Housing Minister Peter Tinley launched a 10 year housing strategy for Western Australia that will deliver a new direction for housing in the state in the coming decade.
The WA Housing Strategy 2020-2030, was launched at an event hosted by the Urban Development Institute of Australia and the Housing Industry Association, with representatives from the housing not-for-profit sector.
The strategy highlighted that one in five (200,000) Western Australian households needed some form of housing assistance, and that by 2030 an additional 45,000 would need help.
In 2019, more than 13,700 applications were received for social housing.
Since 2000, wages had doubled however housing prices had tripled and over the last 30 years the average time people spent in public housing had doubled.
As part of the 10 year strategy the state government has committed $142 million to refurbish 1,500 of WA's housing stock.
An additional $80 million has been committed to maintain 3,800 properties in regional WA and another $6 million to refurbish 20 regional homes.
The state government has also committed $97 million to build or buy 250 dwellings in both the metro and regional areas.
The Regional and Remote Housing Implementation Plan is due to be rolled out in late 2021.
Housing Minister Peter Tinley said in the past 20 years, WA's housing market has struggled more and more to meet the needs of people on low-to-moderate incomes and those with specific housing needs.
"These programs combined are expected to support 4,300 jobs and potentially generate almost $1.8 billion in economic activity," he said.
Last week, WA church leaders gathered for Anti-Poverty Week to consider what drives and sustains poverty in Australia.
Uniting Church WA moderator Susy Thomas welcomed the housing strategy and commitment to increase social housing but expressed concern about the government's budget surplus when people where doing it tough.
"The Uniting Church, along with all churches, has always had concern for people experiencing poverty and everyday our care agencies see the impacts homelessness has on people's health and wellbeing," she said.

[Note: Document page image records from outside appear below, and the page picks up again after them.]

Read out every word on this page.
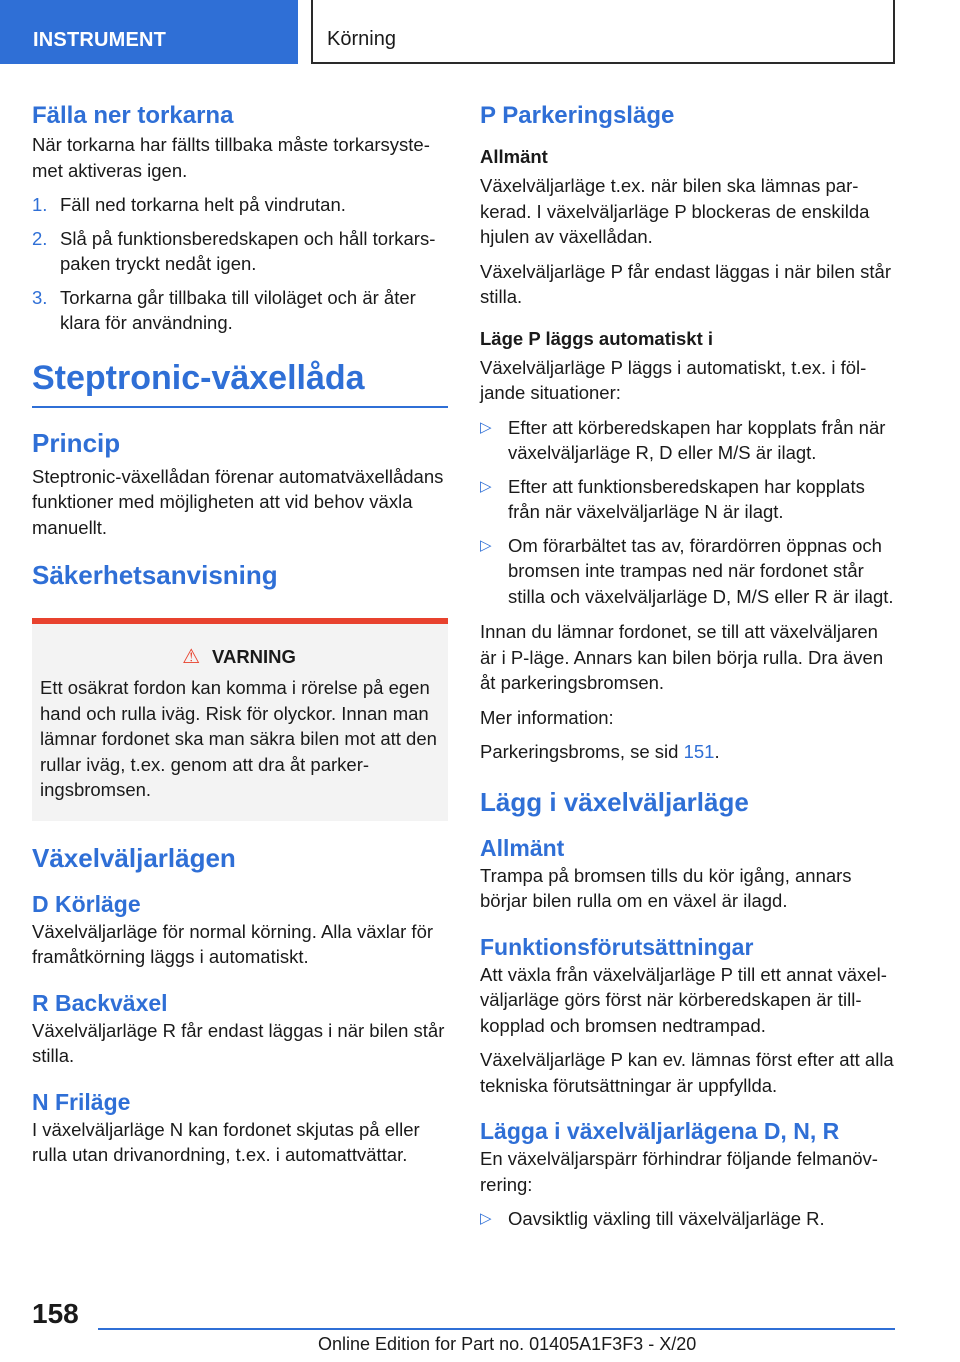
INSTRUMENT	Körning
Fälla ner torkarna

När torkarna har fällts tillbaka måste torkarsystemet aktiveras igen.

1. Fäll ned torkarna helt på vindrutan.
2. Slå på funktionsberedskapen och håll torkarspaken tryckt nedåt igen.
3. Torkarna går tillbaka till viloläget och är åter klara för användning.
Steptronic-växellåda
Princip

Steptronic-växellådan förenar automatväxellådans funktioner med möjligheten att vid behov växla manuellt.

Säkerhetsanvisning
⚠ VARNING

Ett osäkrat fordon kan komma i rörelse på egen hand och rulla iväg. Risk för olyckor. Innan man lämnar fordonet ska man säkra bilen mot att den rullar iväg, t.ex. genom att dra åt parkeringsbromsen.

Växelväljarlägen
D Körläge

Växelväljarläge för normal körning. Alla växlar för framåtkörning läggs i automatiskt.

R Backväxel

Växelväljarläge R får endast läggas i när bilen står stilla.

N Friläge

I växelväljarläge N kan fordonet skjutas på eller rulla utan drivanordning, t.ex. i automattvättar.

P Parkeringsläge
Allmänt

Växelväljarläge t.ex. när bilen ska lämnas parkerad. I växelväljarläge P blockeras de enskilda hjulen av växellådan.

Växelväljarläge P får endast läggas i när bilen står stilla.

Läge P läggs automatiskt i

Växelväljarläge P läggs i automatiskt, t.ex. i följande situationer:

▷ Efter att körberedskapen har kopplats från när växelväljarläge R, D eller M/S är ilagt.
▷ Efter att funktionsberedskapen har kopplats från när växelväljarläge N är ilagt.
▷ Om förarbältet tas av, förardörren öppnas och bromsen inte trampas ned när fordonet står stilla och växelväljarläge D, M/S eller R är ilagt.

Innan du lämnar fordonet, se till att växelväljaren är i P-läge. Annars kan bilen börja rulla. Dra även åt parkeringsbromsen.

Mer information:

Parkeringsbroms, se sid 151.

Lägg i växelväljarläge
Allmänt

Trampa på bromsen tills du kör igång, annars börjar bilen rulla om en växel är ilagd.

Funktionsförutsättningar

Att växla från växelväljarläge P till ett annat växelväljarläge görs först när körberedskapen är tillkopplad och bromsen nedtrampad.

Växelväljarläge P kan ev. lämnas först efter att alla tekniska förutsättningar är uppfyllda.

Lägga i växelväljarlägena D, N, R

En växelväljarspärr förhindrar följande felmanövrering:

▷ Oavsiktlig växling till växelväljarläge R.
158
Online Edition for Part no. 01405A1F3F3 - X/20
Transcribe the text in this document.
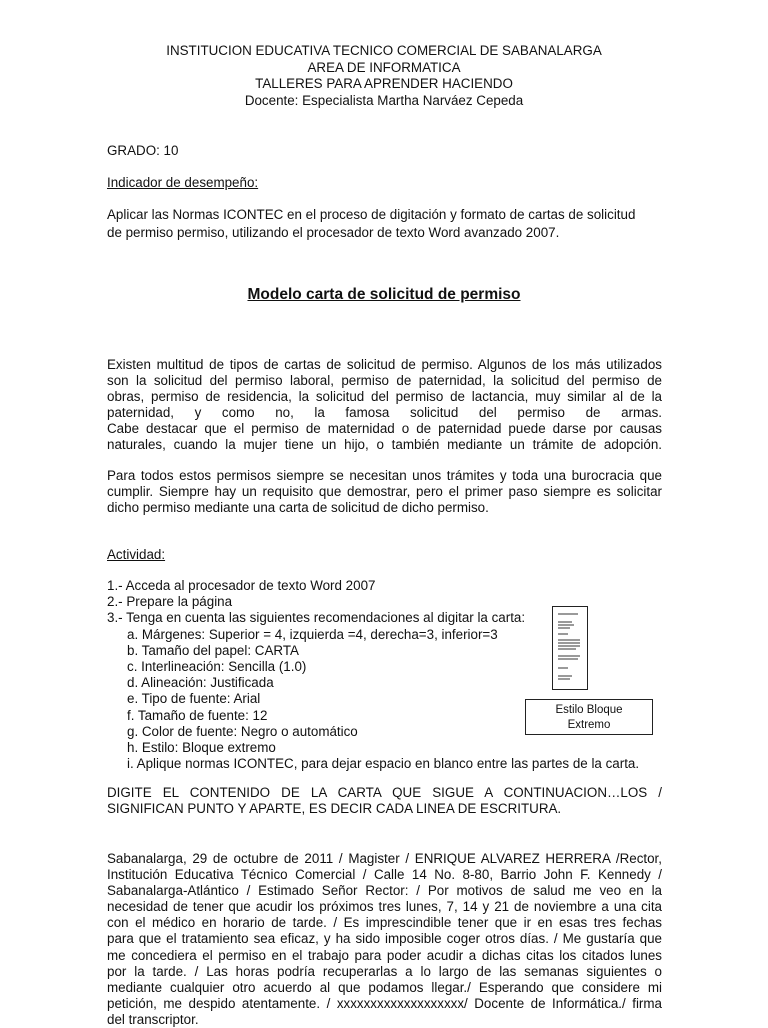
INSTITUCION EDUCATIVA TECNICO COMERCIAL DE SABANALARGA
AREA DE INFORMATICA
TALLERES PARA APRENDER HACIENDO
Docente: Especialista Martha Narváez Cepeda
GRADO: 10
Indicador de desempeño:
Aplicar las Normas ICONTEC en el proceso de digitación y formato de cartas de solicitud
de permiso permiso, utilizando el procesador de texto Word avanzado 2007.
Modelo carta de solicitud de permiso
Existen multitud de tipos de cartas de solicitud de permiso. Algunos de los más utilizados
son la solicitud del permiso laboral, permiso de paternidad, la solicitud del permiso de
obras, permiso de residencia, la solicitud del permiso de lactancia, muy similar al de la
paternidad, y como no, la famosa solicitud del permiso de armas.
Cabe destacar que el permiso de maternidad o de paternidad puede darse por causas
naturales, cuando la mujer tiene un hijo, o también mediante un trámite de adopción.
Para todos estos permisos siempre se necesitan unos trámites y toda una burocracia que
cumplir. Siempre hay un requisito que demostrar, pero el primer paso siempre es solicitar
dicho permiso mediante una carta de solicitud de dicho permiso.
Actividad:
1.- Acceda al procesador de texto Word 2007
2.- Prepare la página
3.- Tenga en cuenta las siguientes recomendaciones al digitar la carta:
a. Márgenes: Superior = 4, izquierda =4, derecha=3, inferior=3
b. Tamaño del papel: CARTA
c. Interlineación: Sencilla (1.0)
d. Alineación: Justificada
e. Tipo de fuente: Arial
f. Tamaño de fuente: 12
g. Color de fuente: Negro o automático
h. Estilo: Bloque extremo
i. Aplique normas ICONTEC, para dejar espacio en blanco entre las partes de la carta.
Estilo Bloque
Extremo
DIGITE EL CONTENIDO DE LA CARTA QUE SIGUE A CONTINUACION…LOS /
SIGNIFICAN PUNTO Y APARTE, ES DECIR CADA LINEA DE ESCRITURA.
Sabanalarga, 29 de octubre de 2011 / Magister / ENRIQUE ALVAREZ HERRERA /Rector,
Institución Educativa Técnico Comercial / Calle 14 No. 8-80, Barrio John F. Kennedy /
Sabanalarga-Atlántico / Estimado Señor Rector: / Por motivos de salud me veo en la
necesidad de tener que acudir los próximos tres lunes, 7, 14 y 21 de noviembre a una cita
con el médico en horario de tarde. / Es imprescindible tener que ir en esas tres fechas
para que el tratamiento sea eficaz, y ha sido imposible coger otros días. / Me gustaría que
me concediera el permiso en el trabajo para poder acudir a dichas citas los citados lunes
por la tarde. / Las horas podría recuperarlas a lo largo de las semanas siguientes o
mediante cualquier otro acuerdo al que podamos llegar./ Esperando que considere mi
petición, me despido atentamente. / xxxxxxxxxxxxxxxxxxx/ Docente de Informática./ firma
del transcriptor.
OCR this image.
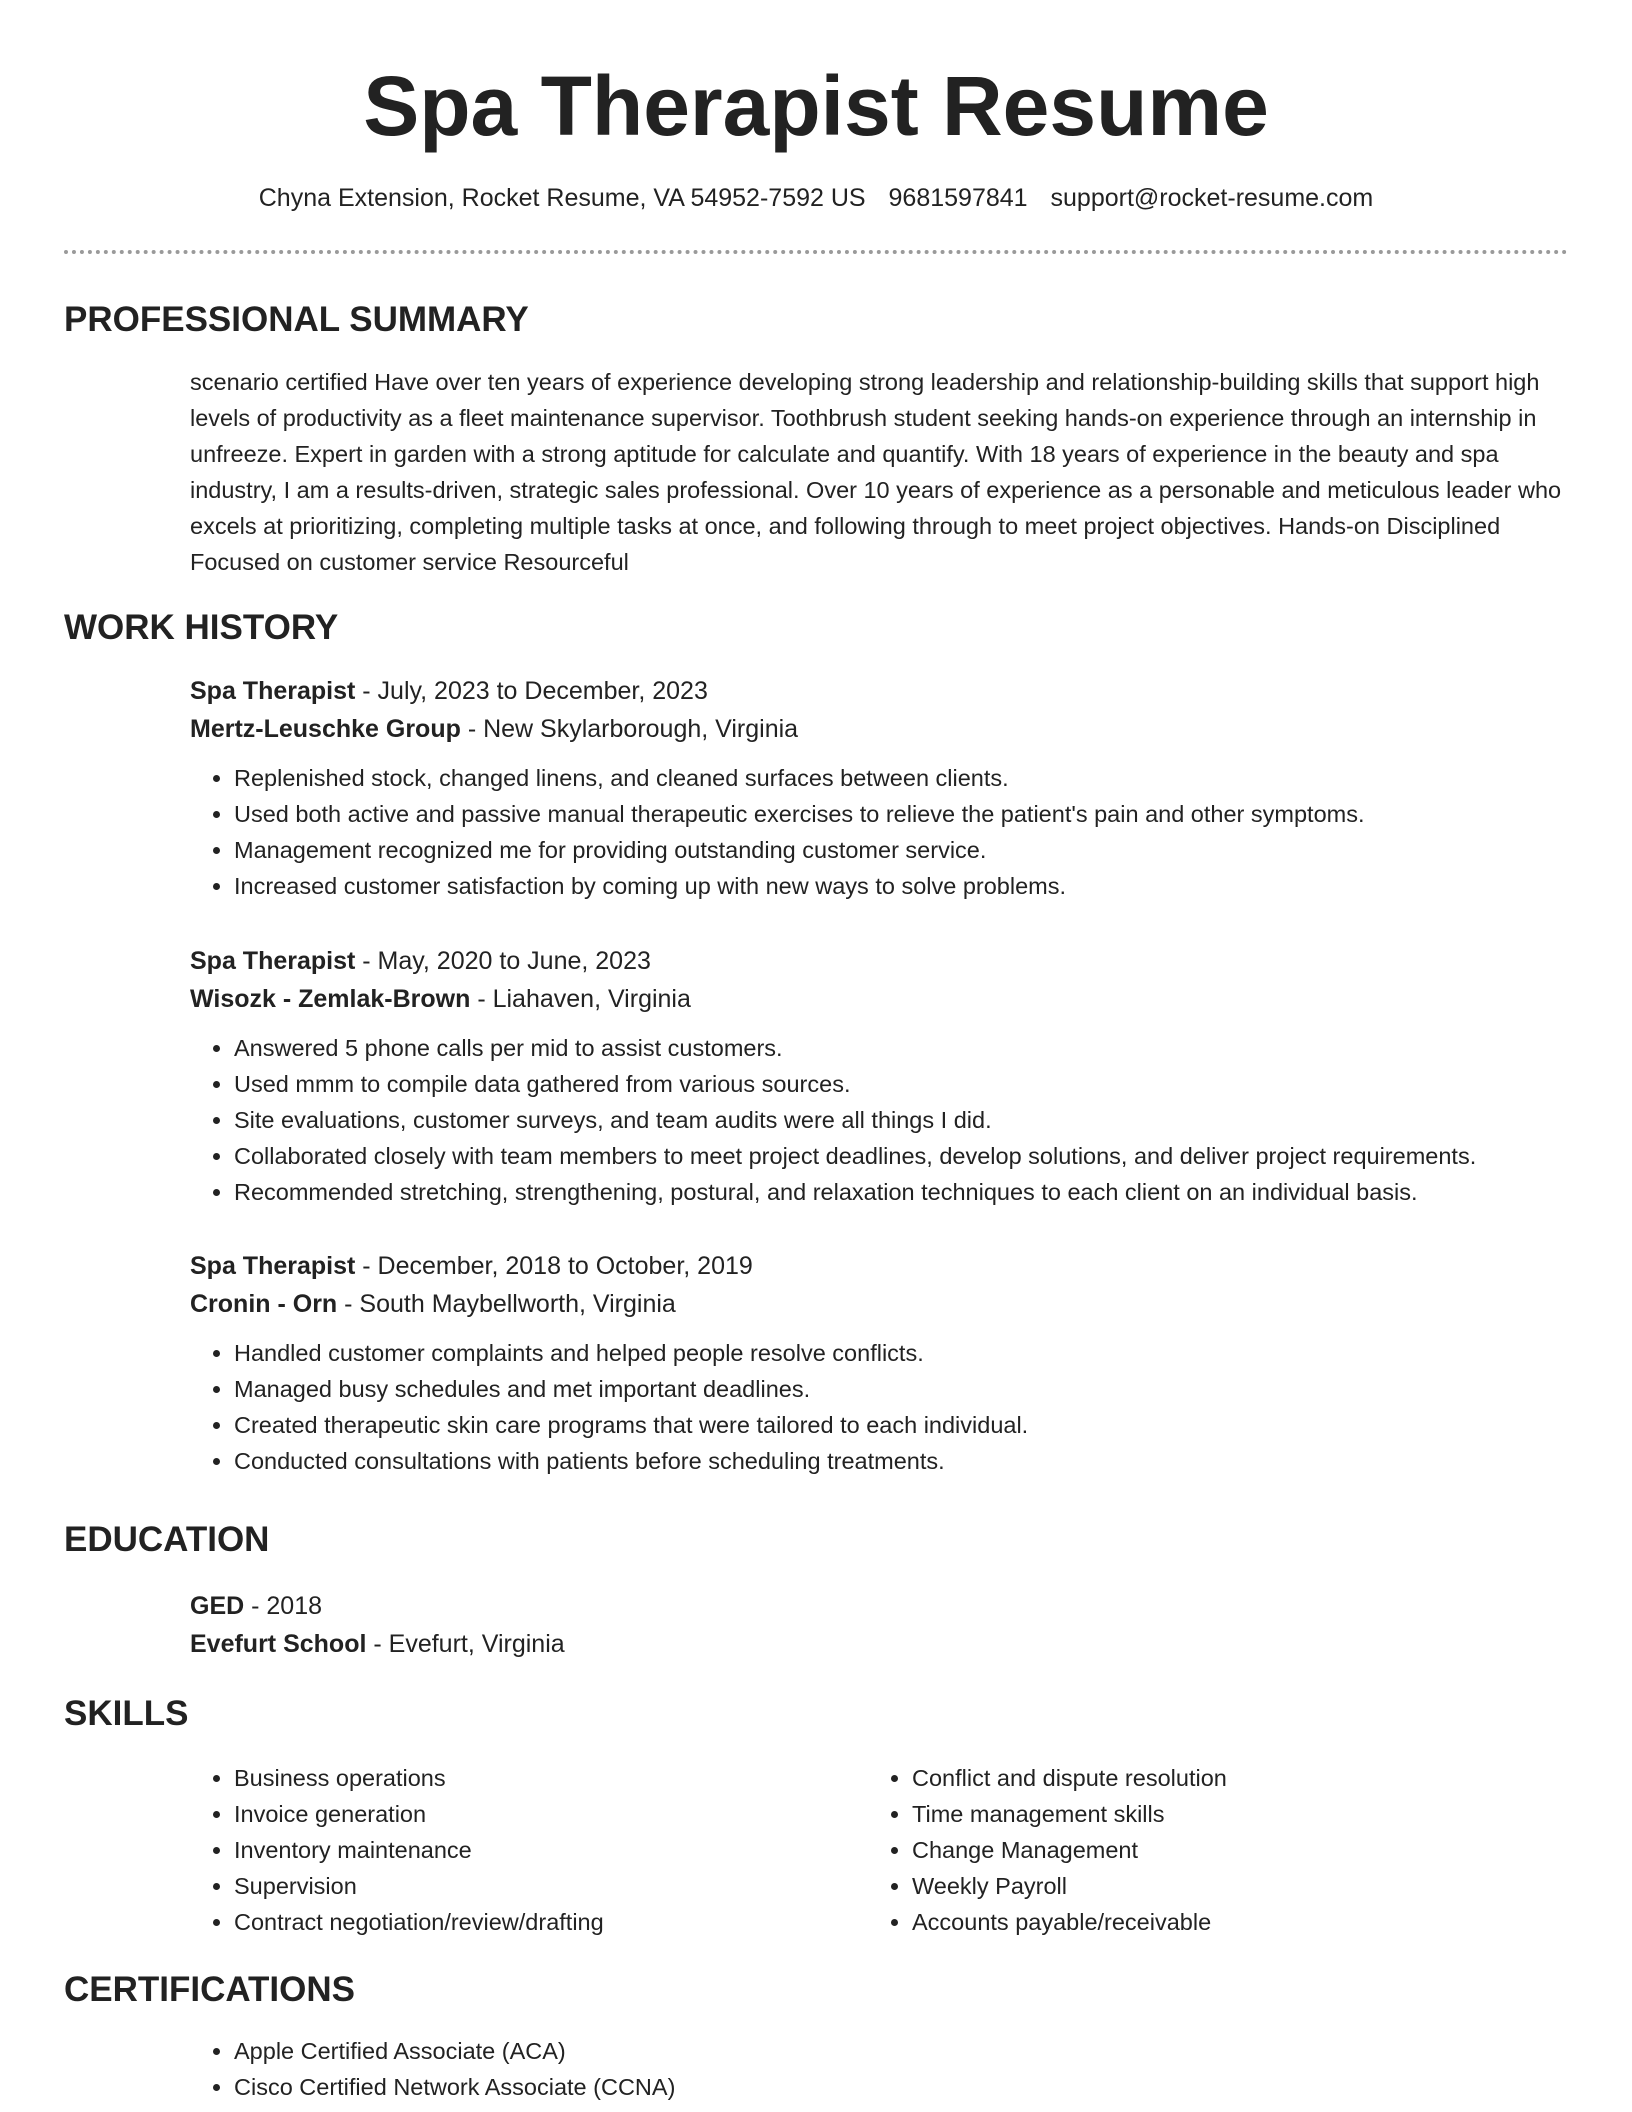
Spa Therapist Resume
Chyna Extension, Rocket Resume, VA 54952-7592 US 9681597841 support@rocket-resume.com
PROFESSIONAL SUMMARY

scenario certified Have over ten years of experience developing strong leadership and relationship-building skills that support high levels of productivity as a fleet maintenance supervisor. Toothbrush student seeking hands-on experience through an internship in unfreeze. Expert in garden with a strong aptitude for calculate and quantify. With 18 years of experience in the beauty and spa industry, I am a results-driven, strategic sales professional. Over 10 years of experience as a personable and meticulous leader who excels at prioritizing, completing multiple tasks at once, and following through to meet project objectives. Hands-on Disciplined Focused on customer service Resourceful

WORK HISTORY
Spa Therapist - July, 2023 to December, 2023
Mertz-Leuschke Group - New Skylarborough, Virginia
• Replenished stock, changed linens, and cleaned surfaces between clients.
• Used both active and passive manual therapeutic exercises to relieve the patient's pain and other symptoms.
• Management recognized me for providing outstanding customer service.
• Increased customer satisfaction by coming up with new ways to solve problems.
Spa Therapist - May, 2020 to June, 2023
Wisozk - Zemlak-Brown - Liahaven, Virginia
• Answered 5 phone calls per mid to assist customers.
• Used mmm to compile data gathered from various sources.
• Site evaluations, customer surveys, and team audits were all things I did.
• Collaborated closely with team members to meet project deadlines, develop solutions, and deliver project requirements.
• Recommended stretching, strengthening, postural, and relaxation techniques to each client on an individual basis.
Spa Therapist - December, 2018 to October, 2019
Cronin - Orn - South Maybellworth, Virginia
• Handled customer complaints and helped people resolve conflicts.
• Managed busy schedules and met important deadlines.
• Created therapeutic skin care programs that were tailored to each individual.
• Conducted consultations with patients before scheduling treatments.
EDUCATION
GED - 2018
Evefurt School - Evefurt, Virginia
SKILLS
• Business operations
• Invoice generation
• Inventory maintenance
• Supervision
• Contract negotiation/review/drafting
• Conflict and dispute resolution
• Time management skills
• Change Management
• Weekly Payroll
• Accounts payable/receivable
CERTIFICATIONS
• Apple Certified Associate (ACA)
• Cisco Certified Network Associate (CCNA)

"We are very grateful for the leadership displayed during the pandemic, but it is still troubling to us that the WA Government is choosing to retain a $1.2 billion surplus when there are people who do not even have a roof over their heads," she said.
Ms Thomas was keen to express her gratefulness for a number of the Government's initiatives on housing and homelessness, but questioned the need for such a large surplus when there are Western Australians in poverty.
"We welcome the commitments that have been made to reduce household energy costs, support remote communities and provide some new social housing. That is all very positive and fits with our vision for a fair and equal society. We want to encourage those efforts, however, we find it difficult to justify the retention of more than a billion dollars when there are people who are sleeping rough.
"We have significant numbers of people accessing homelessness services and the waitlist for social housing in WA has 14,000 people on it. Now is not the time to save for a rainy day - for people on the street, it is already raining."